白灵回了自己的小院,收拾好行李,牵着傲雪去找房伢子说房子不租了,大过年的房子也不好租出去,剩下的钱就不要了,房伢子一听这话,笑的见牙不见眼,临走的时候还给白灵提了一盒点心,白灵摆了摆手没要。
………………
北疆的寒风裹挟着细碎雪粒,在宫墙琉璃瓦上勾勒出霜花。白灵翻身下马,傲雪的鬃毛上还凝着未化的冰晶。她望着熟悉的飞檐斗拱,手指无意识摩挲着腰间挂着的檀木匣——那里面藏着从京都带回的桂花酥,酥皮上还沾着初见时的月光。
寝宫门轴发出细微的吱呀声,白灵刚把行囊搁在雕花梨木榻上,转身便撞进一个带着雪松香的怀抱。石头滚烫的呼吸扫过她耳畔:这些日子过的可还舒心?过年都不说回来,把我一个人丢在圣宫。

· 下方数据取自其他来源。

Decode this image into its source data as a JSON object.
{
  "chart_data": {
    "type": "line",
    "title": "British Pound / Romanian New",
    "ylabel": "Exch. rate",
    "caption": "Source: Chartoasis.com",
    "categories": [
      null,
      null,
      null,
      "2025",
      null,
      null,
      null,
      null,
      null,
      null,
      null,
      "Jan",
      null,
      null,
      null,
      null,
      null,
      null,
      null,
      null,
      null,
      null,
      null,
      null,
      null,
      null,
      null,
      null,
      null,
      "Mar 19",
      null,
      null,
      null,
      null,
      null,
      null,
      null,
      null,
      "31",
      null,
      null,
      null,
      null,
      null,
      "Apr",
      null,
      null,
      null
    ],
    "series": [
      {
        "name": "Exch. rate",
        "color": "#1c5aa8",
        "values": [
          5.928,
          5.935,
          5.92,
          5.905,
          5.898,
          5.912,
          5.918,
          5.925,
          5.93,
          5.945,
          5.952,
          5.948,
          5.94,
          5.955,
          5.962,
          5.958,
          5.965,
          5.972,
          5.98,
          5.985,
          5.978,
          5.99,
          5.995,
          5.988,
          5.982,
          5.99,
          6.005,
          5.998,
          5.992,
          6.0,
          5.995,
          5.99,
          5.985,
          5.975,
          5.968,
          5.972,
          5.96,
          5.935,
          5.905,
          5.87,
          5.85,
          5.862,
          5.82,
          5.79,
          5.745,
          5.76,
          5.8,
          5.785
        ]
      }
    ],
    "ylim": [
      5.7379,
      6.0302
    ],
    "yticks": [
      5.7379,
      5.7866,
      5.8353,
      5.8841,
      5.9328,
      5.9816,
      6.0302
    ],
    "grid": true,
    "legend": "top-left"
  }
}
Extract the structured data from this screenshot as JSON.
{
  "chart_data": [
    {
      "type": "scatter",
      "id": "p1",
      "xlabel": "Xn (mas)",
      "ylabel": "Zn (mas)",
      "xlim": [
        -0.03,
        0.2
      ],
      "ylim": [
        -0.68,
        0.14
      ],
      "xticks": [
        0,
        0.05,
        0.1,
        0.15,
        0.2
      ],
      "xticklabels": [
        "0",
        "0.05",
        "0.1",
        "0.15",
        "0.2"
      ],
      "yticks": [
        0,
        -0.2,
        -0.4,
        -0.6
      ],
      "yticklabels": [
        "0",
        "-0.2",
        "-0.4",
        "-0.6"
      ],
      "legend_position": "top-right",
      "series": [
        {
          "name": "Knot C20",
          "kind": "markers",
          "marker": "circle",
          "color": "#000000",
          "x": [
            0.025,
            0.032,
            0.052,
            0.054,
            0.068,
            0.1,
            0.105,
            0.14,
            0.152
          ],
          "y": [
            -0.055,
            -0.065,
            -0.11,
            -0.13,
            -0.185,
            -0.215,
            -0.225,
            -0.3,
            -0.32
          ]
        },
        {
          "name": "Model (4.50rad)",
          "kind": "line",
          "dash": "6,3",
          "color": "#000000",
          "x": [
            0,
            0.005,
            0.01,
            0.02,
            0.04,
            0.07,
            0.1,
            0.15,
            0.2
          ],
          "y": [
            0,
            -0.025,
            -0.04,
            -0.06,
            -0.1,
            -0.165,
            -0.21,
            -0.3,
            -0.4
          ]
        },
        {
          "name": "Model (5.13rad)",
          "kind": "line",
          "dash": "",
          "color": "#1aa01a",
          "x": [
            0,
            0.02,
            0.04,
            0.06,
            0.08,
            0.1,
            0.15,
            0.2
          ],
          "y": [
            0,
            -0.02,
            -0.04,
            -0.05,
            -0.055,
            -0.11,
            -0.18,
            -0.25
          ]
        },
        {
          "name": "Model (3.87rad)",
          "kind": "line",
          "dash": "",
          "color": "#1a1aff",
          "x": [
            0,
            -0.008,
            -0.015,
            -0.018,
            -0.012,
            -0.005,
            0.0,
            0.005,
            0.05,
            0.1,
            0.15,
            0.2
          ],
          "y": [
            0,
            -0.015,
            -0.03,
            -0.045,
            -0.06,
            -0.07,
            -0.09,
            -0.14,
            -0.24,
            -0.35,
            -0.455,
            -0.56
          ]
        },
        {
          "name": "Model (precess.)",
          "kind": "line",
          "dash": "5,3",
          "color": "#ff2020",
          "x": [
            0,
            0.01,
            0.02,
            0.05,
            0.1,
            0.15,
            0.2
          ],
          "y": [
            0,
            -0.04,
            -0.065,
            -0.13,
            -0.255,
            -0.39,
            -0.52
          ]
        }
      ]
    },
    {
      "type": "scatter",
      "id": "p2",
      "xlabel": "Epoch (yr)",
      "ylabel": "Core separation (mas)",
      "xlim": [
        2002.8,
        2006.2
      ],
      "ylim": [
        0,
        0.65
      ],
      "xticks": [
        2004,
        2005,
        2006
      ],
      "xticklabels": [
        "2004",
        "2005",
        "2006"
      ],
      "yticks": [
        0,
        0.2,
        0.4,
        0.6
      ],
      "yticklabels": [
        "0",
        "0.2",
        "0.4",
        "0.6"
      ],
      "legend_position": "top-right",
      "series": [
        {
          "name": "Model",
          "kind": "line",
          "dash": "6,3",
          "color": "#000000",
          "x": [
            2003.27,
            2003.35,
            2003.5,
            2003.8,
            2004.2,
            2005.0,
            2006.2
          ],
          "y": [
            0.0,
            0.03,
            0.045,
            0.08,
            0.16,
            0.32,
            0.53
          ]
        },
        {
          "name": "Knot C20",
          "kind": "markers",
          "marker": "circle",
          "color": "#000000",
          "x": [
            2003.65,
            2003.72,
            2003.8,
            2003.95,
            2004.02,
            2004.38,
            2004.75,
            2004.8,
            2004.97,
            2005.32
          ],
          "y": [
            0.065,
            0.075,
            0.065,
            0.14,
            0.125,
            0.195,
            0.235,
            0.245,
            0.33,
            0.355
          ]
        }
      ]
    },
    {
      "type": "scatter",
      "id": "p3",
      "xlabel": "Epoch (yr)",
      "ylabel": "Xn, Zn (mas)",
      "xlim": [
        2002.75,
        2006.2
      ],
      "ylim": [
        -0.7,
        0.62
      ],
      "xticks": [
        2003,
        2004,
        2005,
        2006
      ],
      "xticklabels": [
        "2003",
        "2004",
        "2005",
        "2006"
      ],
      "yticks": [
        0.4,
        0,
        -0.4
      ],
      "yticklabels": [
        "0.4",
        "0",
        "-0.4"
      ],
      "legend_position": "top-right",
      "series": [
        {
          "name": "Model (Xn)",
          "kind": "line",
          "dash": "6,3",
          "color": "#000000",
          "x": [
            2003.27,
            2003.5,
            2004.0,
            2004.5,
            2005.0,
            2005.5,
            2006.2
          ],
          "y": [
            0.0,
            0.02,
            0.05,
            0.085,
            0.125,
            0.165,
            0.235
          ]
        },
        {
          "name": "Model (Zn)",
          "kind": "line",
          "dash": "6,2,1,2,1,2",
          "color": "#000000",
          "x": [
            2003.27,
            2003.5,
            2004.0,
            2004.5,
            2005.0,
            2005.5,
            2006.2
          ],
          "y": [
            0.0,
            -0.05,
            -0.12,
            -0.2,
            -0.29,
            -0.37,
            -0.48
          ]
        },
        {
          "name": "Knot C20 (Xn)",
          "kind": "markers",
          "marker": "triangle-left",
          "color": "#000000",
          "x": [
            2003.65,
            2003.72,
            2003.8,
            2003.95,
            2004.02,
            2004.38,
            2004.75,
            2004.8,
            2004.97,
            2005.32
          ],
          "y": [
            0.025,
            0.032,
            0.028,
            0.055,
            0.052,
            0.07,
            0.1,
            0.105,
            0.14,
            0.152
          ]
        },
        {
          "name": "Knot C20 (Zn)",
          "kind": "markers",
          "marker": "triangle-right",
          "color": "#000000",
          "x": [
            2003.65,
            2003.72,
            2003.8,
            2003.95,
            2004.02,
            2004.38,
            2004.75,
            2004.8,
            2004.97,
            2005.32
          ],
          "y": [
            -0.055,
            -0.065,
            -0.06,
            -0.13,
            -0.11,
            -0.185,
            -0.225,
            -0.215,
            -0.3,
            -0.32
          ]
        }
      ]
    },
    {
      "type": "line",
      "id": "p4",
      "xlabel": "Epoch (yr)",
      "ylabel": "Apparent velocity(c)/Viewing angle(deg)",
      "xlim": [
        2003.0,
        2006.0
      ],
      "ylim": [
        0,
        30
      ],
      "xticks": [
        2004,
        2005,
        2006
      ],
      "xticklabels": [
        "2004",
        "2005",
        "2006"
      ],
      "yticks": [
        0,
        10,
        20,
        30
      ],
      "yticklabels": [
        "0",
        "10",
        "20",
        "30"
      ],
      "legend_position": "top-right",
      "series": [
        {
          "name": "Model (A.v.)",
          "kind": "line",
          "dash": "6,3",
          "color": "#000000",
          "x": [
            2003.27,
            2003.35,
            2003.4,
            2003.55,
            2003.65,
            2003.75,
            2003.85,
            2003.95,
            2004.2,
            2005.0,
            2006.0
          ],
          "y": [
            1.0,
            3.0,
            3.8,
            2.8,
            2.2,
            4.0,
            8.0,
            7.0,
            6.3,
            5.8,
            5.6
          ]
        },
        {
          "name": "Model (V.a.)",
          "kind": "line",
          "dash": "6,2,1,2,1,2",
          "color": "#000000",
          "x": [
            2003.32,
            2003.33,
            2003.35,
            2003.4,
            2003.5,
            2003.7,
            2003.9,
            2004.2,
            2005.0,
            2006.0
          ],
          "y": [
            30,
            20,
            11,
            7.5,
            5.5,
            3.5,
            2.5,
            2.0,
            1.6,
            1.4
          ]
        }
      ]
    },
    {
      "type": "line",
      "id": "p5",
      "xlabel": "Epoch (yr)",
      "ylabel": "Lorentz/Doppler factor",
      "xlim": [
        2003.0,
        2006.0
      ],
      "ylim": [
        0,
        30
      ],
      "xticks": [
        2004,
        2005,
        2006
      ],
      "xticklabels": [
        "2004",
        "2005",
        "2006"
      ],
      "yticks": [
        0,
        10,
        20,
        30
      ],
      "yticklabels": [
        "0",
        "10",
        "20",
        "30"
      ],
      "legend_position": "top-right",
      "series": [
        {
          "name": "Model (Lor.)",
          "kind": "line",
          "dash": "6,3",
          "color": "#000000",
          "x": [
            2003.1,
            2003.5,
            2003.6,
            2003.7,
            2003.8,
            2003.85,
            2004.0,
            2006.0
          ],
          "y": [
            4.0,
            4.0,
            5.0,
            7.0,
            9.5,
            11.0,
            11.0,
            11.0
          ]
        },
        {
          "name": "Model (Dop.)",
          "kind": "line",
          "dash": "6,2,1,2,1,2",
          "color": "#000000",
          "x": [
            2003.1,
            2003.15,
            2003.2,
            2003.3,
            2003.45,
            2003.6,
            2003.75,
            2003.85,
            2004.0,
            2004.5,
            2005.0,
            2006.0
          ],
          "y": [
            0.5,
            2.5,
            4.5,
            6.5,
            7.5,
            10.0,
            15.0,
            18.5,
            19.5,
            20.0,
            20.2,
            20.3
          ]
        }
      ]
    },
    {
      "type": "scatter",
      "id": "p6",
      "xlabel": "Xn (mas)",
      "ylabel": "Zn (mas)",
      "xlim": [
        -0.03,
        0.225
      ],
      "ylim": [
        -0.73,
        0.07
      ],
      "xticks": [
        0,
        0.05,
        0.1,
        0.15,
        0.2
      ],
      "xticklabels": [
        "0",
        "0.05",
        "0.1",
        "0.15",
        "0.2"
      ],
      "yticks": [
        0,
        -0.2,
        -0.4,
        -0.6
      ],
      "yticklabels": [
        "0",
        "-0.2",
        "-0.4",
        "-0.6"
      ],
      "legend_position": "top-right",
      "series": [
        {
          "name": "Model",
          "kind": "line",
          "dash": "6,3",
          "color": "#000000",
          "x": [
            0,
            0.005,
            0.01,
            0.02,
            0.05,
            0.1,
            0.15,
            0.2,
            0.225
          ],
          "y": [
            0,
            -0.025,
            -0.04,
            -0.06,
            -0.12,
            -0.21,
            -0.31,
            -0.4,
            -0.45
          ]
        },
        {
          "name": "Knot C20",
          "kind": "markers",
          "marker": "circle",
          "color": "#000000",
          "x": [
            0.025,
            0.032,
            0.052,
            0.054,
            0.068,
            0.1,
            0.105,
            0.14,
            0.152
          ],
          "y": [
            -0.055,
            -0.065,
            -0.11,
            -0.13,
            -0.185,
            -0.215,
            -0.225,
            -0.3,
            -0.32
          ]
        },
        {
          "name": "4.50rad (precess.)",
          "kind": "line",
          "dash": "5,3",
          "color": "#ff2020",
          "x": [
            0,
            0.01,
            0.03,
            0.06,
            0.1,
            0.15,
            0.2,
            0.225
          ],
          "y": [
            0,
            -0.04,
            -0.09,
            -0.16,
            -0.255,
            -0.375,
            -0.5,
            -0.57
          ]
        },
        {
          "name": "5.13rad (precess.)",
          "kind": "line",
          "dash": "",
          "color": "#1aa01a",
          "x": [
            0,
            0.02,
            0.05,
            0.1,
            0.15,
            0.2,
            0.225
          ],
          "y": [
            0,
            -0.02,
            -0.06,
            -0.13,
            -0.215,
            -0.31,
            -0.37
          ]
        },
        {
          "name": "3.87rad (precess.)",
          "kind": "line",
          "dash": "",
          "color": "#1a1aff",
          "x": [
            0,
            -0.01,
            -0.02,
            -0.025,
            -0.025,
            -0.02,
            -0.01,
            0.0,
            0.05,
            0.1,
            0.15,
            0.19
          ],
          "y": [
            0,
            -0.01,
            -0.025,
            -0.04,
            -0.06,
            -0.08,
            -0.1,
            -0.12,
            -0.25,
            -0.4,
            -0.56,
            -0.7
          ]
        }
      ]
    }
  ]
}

白灵任由他箍着自己发颤的脊背,睫毛垂落遮住眼底翻涌的情绪:不是还有陈叔他们,我去天启国给你带了特产,尝尝?
怀中的温度骤然抽离。石头后退半步,喉结滚动着将酸涩咽下:明日就是纳拓跋云歌为圣妃的日子了。他紧盯着白灵的眉眼,期待能看到一丝裂痕。
我知道,这不是紧赶慢赶的回来了。白灵语气都没有一丝波动。转身取过食盒,银指甲掀开盒盖时,桂花甜香漫过一室清冷。石头望着她从容摆开糕点的模样,心底无名火起,重重落座在茶桌前,抓起一块酥饼狠狠咬下。碎屑落在玄色衣襟上,倒像是未化的雪。

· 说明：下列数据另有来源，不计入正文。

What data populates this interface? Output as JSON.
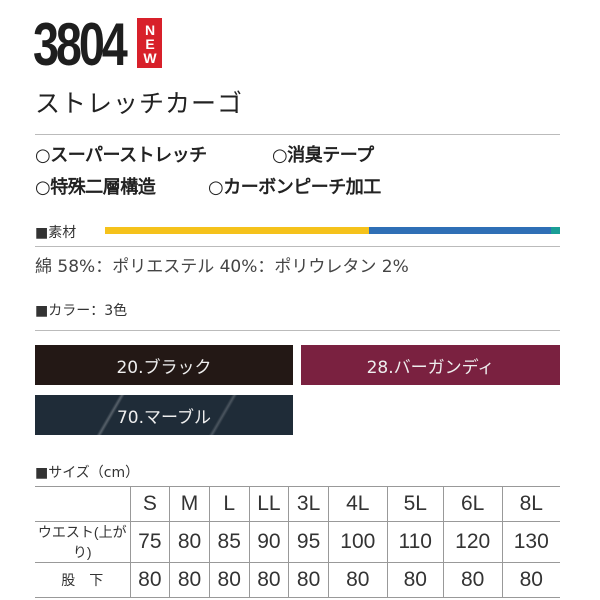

第二日清晨,圣宫披红挂彩。拓跋云歌身着七尾凤凰霞帔,珠翠在晨光里晃得人睁不开眼。白灵立在观礼人群中,看着石头执起新人的手,将玉珏郑重系在她腕间。礼官唱喏声里,二柱攥紧腰间佩剑,喉间溢出压抑的叹息——那日生辰宴上,他分明看见石头望着白灵时,眸中映着的星光比北疆的雪还亮,那深情的目光浓的都能淹死人,可转眼就纳了别人为妃,不过转念一想,这样自己的机会不就大了吗?又痴痴地傻笑起来。
你瞧云歌圣妃的头面多华贵!陈圆圆凑到白灵耳边,胭脂香混着喜宴上的酒香,听说那对东珠是东海进贡的......白灵笑着点头,银箸夹起一块糖醋鱼,看着琥珀色的酱汁顺着鱼身滑落。她忽然想起幼时石头总把最肥美的鱼肉挑给她,说女孩子要多吃些才不会怕冷。
礼乐声中,拓跋云歌被送往水溪阁。按照惯例,今晚的洞房花烛夜,石头应该歇在水溪阁,但是石头就是不想去,好在拓跋云歌也知道,当初纳自己为妃也是给自己解围,就没有计较什么。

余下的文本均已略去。